The “author” is the person responsible for arranging or commissioning the recording, not necessarily the speaker or performer.

This means that while a particular recording of a voice is protected, the voice as an identity is not. Copyright does not safeguard vocal characteristics, tone, or pitch, the very aspects AI can readily mimic.

The legal gap in the age of AI

The rapid evolution of generative AI poses new risks to creators, influencers, and performers. AI‑generated voices and cloned vocal performances challenge traditional legal frameworks, which were designed with conventional authorship and production methods in mind. South African law has not yet adapted to the realities of AI‑assisted creation, leaving significant gaps in protecting voice identity and personal expression.

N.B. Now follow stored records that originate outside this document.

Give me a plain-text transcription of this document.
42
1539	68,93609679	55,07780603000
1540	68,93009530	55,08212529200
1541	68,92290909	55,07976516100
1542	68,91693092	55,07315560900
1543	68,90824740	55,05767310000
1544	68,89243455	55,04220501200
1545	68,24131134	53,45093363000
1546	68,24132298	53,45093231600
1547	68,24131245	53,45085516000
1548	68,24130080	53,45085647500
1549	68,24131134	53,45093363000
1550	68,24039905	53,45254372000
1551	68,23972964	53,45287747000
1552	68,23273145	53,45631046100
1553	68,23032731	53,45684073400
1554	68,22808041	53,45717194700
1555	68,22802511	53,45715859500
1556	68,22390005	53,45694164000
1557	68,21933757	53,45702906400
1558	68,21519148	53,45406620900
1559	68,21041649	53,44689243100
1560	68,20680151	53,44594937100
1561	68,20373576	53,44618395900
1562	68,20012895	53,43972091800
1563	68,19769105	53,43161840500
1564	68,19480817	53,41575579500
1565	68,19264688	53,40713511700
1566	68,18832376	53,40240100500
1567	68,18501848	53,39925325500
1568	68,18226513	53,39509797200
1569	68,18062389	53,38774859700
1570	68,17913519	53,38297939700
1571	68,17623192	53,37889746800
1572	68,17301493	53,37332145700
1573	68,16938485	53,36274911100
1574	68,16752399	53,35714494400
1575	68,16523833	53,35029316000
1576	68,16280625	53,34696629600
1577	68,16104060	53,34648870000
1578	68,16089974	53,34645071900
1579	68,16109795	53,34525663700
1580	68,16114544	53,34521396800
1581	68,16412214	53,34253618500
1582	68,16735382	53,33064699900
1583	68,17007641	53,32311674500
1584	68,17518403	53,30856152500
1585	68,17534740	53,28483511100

As AI technologies continue to advance, there is a growing need for legislative reform, or at a minimum, updated regulatory interpretation, to adequately protect individuals against unauthorised AI‑generated uses of their voices and phrases.


Disclaimer: This article is the personal opinion/view of the author(s) and does not necessarily present the views of the firm. The content is provided for information only and should not be seen as an exact or complete exposition of the law. Accordingly, no reliance should be placed on the content for any reason whatsoever, and no action should be taken on the basis thereof unless its application and accuracy have been confirmed by a legal advisor. The firm and author(s) cannot be held liable for any prejudice or damage resulting from action taken based on this content without further written confirmation by the author(s).